MedPAC Offers Possible Offsets For Medicare Physician Pay Fix
Still, Obama's deficit-reduction plan, released yesterday, includes no funding for the doc fix. Some are eyeing a Medicaid adjustment that will garner $13 billion in savings as a possible source of money - but competition is stiff for these funds.
CQ HealthBeat: MedPAC Unveils Offset List
The Medicare Payment Advisory Commission on Monday released a draft list of proposals it says could be used to offset the cost of overhauling the Medicare physician payment formula. The offsets are divided into two categories: $50 billion in savings would come from proposals that have been recommended by the commission in previous reports or comments letters, and $180 billion would come from suggestions by such outside groups as the Department of Health and Human Services, the Office of Inspector General and the Congressional Budget Office (Reichard, 9/19).
Politico Pro: Obama Plan Has No Funding For 'Doc Fix'
President Barack Obama's new deficit plan assumes that Washington will not allow the more than 30 percent pay cut to Medicare providers to take effect — but it also assumes that a permanent "doc fix" will add to the deficit because Congress won't pay for it.
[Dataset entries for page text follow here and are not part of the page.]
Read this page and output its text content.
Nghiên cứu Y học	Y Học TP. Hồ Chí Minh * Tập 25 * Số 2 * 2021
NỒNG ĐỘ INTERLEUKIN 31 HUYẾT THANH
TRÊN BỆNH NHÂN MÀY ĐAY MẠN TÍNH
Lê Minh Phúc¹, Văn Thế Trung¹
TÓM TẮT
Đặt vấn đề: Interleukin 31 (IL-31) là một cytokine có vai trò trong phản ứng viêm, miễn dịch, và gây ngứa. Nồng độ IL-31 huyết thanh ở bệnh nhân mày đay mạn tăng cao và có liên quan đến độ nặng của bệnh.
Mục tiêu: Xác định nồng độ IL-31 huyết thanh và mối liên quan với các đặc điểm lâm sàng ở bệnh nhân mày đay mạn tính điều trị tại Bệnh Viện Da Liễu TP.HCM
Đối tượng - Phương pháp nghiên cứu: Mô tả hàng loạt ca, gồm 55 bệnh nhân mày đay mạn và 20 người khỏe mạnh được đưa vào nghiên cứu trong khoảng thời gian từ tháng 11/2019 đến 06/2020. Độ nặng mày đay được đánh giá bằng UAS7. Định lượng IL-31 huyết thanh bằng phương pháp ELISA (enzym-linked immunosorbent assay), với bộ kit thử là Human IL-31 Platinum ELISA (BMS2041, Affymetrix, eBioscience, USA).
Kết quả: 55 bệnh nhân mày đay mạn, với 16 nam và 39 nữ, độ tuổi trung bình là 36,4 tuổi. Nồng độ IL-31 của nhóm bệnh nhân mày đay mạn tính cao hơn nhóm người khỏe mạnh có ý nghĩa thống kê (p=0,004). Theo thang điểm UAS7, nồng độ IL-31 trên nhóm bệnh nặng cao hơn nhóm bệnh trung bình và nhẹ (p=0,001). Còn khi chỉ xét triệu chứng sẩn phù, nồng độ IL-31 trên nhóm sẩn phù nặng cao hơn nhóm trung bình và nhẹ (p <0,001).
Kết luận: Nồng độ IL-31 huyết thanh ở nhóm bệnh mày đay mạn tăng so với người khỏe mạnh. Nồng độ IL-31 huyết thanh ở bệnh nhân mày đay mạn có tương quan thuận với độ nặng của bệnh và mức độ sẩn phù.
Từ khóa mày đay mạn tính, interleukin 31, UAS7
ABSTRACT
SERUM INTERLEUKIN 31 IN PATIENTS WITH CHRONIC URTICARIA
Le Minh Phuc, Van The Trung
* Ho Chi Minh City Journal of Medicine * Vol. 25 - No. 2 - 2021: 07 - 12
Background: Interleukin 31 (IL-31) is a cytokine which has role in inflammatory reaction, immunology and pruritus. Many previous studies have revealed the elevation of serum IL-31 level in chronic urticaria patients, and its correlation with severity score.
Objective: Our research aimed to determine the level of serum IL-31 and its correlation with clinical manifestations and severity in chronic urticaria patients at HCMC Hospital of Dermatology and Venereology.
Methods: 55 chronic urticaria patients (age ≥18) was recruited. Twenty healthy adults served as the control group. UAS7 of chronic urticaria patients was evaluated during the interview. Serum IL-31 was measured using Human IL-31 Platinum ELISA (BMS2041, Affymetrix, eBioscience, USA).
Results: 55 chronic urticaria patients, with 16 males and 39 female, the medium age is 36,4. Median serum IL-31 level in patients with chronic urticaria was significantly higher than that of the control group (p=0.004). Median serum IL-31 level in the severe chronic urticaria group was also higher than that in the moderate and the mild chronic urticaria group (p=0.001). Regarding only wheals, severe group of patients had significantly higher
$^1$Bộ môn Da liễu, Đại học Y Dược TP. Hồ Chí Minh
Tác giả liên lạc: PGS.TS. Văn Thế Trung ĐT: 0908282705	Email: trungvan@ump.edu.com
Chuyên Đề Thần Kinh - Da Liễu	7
In earlier budget negotiations, Democrats and doctors had pushed for a permanent elimination of the Sustainable Growth Rate payment formula, which has been on the books since 1997. But the administration does not propose paying for this fix in the deficit plan released Monday. Instead, it adds the cost of paying for the doc fix — which the administration calculates as $293 billion — to the overall deficit (Feder, 9/20).
Politico Pro: Medicaid Fix Is A Pay-For-But Pay For What?
Amid Congress's singular focus on deficit reduction, Sen. Ben Nelson has found about 13 billion reasons to be happy. The centrist Democrat from Nebraska is sitting on a health care bill that has Republican support and is priced to move. It would save about $13 billion over 10 years by fixing a Medicaid formula miscalculation embedded in the health reform law. The bill's bipartisan leanings and generous score make it doubly attractive to lawmakers always on the lookout for "pay-fors" — and there are a lot of things that lawyers and lobbyists would like to pay for, whether it's a highway, the "doc fix" or deficit reduction (Dobias, 9/20).